Many first heard the name "Guspy Warrior" on Winky D's Igo Figo album and on his smash hit 31 October but this 21 year old has many stories to tell than a highway patrol. His singles collection album "Time will tell" has 42 tracks (18 reggae tunes, 15 dancehall tracks and nine Shona songs). He is the son of legendary gospel singer Mechanic Manyeruke and his real name Emmanuel. The youngest boy in a family of seven (four boys and three girls) that make up the Manyeruke family believes that he is destined for greater things and is not apologetic about his sudden good fortune. “I was born a musician and music is my life. I studied up to A-level where I managed to attain eight points in commercials, but that was just to fulfil the education side of things because my dream is music,” he said. Most people would expect his inspiration or teacher to have been his father, but this 20-year-old is really different: “I would still have been a musician even if my father had not been one,” he declared.
“I have a passion for music and I was inspired mainly by Jamaican musicians, Sizzla Kalonji, Gentleman and Turbulence, to mention just a few. Being My father’s son as far as music is concerned is of very little consequence — actually I prefer to make it as Guspy Warrior and not as a Manyeruke.”
He, however, did not spring from the dark, the man behind this Chitungwiza-bred talent is also another popular dancehall maestro who goes by the name Templeman (Simbarashe Maphosa) and all he has is praise for young Guspy.
“I have worked and still continue to work with Winky D, Culture Kid, Miss Smuffet, Gary B and Inno T, to mention just a few, but I have not heard or seen anything like Guspy.

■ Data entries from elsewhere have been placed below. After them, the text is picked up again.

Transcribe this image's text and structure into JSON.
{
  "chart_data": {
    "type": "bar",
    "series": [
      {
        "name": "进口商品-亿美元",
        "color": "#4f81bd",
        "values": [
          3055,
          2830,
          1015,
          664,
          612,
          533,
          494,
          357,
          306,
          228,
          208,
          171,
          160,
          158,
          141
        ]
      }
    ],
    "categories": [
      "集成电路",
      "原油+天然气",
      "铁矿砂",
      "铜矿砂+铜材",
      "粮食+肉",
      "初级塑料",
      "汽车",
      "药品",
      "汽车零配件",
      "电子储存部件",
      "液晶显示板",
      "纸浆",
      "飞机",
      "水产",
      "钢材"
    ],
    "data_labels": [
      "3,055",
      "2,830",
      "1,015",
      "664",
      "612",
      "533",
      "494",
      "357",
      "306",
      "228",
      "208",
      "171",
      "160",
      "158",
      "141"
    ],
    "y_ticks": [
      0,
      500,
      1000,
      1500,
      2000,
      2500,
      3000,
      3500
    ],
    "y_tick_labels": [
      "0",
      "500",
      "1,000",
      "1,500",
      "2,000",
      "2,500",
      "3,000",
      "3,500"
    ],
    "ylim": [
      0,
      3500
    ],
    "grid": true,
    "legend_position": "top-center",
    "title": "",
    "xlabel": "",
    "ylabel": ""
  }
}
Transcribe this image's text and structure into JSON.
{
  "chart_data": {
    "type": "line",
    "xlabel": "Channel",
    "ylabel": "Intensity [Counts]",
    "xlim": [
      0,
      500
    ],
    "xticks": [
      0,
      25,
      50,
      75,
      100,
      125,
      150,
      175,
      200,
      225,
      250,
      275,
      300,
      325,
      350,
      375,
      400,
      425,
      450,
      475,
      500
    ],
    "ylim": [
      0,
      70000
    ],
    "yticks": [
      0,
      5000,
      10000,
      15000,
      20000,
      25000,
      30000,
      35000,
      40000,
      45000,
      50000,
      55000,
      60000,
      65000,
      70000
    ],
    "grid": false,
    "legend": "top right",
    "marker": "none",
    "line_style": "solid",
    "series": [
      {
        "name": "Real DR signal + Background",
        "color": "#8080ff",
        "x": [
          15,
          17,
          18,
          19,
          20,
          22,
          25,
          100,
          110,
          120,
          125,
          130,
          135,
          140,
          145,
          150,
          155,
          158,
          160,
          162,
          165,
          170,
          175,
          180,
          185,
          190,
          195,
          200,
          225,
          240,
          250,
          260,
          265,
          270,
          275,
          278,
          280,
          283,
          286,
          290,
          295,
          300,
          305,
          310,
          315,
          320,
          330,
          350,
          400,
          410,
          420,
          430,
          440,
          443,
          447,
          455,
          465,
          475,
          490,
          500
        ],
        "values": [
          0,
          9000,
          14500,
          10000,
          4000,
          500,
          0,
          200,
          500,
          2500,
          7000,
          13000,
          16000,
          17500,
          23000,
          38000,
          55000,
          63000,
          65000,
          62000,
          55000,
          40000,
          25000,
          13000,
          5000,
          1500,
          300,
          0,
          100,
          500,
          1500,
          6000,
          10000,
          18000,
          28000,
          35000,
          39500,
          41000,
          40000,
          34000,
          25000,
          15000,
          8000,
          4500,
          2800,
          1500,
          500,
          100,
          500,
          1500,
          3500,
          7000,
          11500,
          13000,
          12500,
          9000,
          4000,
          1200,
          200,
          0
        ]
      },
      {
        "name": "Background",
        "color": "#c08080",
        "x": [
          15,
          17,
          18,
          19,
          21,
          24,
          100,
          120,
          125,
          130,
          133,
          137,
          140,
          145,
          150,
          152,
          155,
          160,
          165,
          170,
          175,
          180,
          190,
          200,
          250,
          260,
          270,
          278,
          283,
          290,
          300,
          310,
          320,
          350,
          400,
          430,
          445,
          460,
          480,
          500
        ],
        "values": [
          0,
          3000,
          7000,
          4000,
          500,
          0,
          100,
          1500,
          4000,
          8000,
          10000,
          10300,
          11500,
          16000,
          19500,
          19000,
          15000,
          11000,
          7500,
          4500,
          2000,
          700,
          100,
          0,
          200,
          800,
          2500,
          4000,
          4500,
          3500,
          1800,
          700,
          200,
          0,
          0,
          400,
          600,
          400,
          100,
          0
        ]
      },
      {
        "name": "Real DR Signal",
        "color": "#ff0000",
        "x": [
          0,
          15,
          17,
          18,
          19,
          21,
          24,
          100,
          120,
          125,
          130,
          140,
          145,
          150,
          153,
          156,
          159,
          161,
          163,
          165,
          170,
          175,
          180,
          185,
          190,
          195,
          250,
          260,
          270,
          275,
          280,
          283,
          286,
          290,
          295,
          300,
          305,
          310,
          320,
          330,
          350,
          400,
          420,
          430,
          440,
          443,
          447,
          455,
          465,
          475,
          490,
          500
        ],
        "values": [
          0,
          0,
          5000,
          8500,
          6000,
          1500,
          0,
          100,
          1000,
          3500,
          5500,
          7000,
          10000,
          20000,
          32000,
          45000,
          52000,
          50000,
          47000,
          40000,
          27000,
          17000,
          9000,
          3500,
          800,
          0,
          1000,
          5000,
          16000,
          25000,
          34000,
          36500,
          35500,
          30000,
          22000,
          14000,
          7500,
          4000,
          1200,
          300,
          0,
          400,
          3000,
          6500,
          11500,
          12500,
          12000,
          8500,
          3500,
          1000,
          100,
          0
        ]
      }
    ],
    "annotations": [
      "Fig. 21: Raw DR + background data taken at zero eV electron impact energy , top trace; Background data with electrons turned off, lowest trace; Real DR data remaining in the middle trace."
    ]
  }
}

“He possesses a rare skill, which makes his lyrics stick out. It’s been just over a year since I first grudgingly listened to his demo CD, but, to tell you the truth, I am so hooked that I don’t even know what to do with myself,” said Templeman.
The veteran club DJ said besides playing in clubs around the capital and going on tours around the country, his stable has decided to go full time into grooming young talent from the ghetto.
“We manufacture our own PA systems, ‘manufacture’ our own artistes, play in the top clubs around the country, promote musical shows and now what we want is to conquer the region.
“We want to take our artistes’ management programme around the country with the intention of identifying talent that we can bring into the mainstream before we go regional,” he said.
Under Templeman’s Roughmix Entertainment where young Manyeruke is signed is also a new stable, Mafia 19, which is run by Guspy himself, whose main objective is to ensure that “whoever has talent does not starve”.
“We are inviting as many artistes as possible to our stable in Chitungwiza where we want to assure the young artistes out there that where there is talent there is life.
“To the youths I say if you have talent, don’t worry about money. Things will sort themselves out, just come sing for the people and make them happy. But they also should remember that music is a mission not a competition and that education is the key in whatever we may dream of doing in life,” said Guspy.
Guspy’s singles collection has over five tracks topping the charts on the now very popular online radio stations with the track 31 October being one of the favorites together with others like Nowhere, When Mama Smiles, Cracker raMoze and Rastafari Son.
At 20, the former Musengezi High School student is one of the few upcoming musicians who do not sing sungura but actually plays with a live band and he says he intends to keep it like that.
As for what the father thinks of his reggae-singing son, Guspy says he believes he receives the best support a father can give to a son and is very grateful for his gospel-singing father.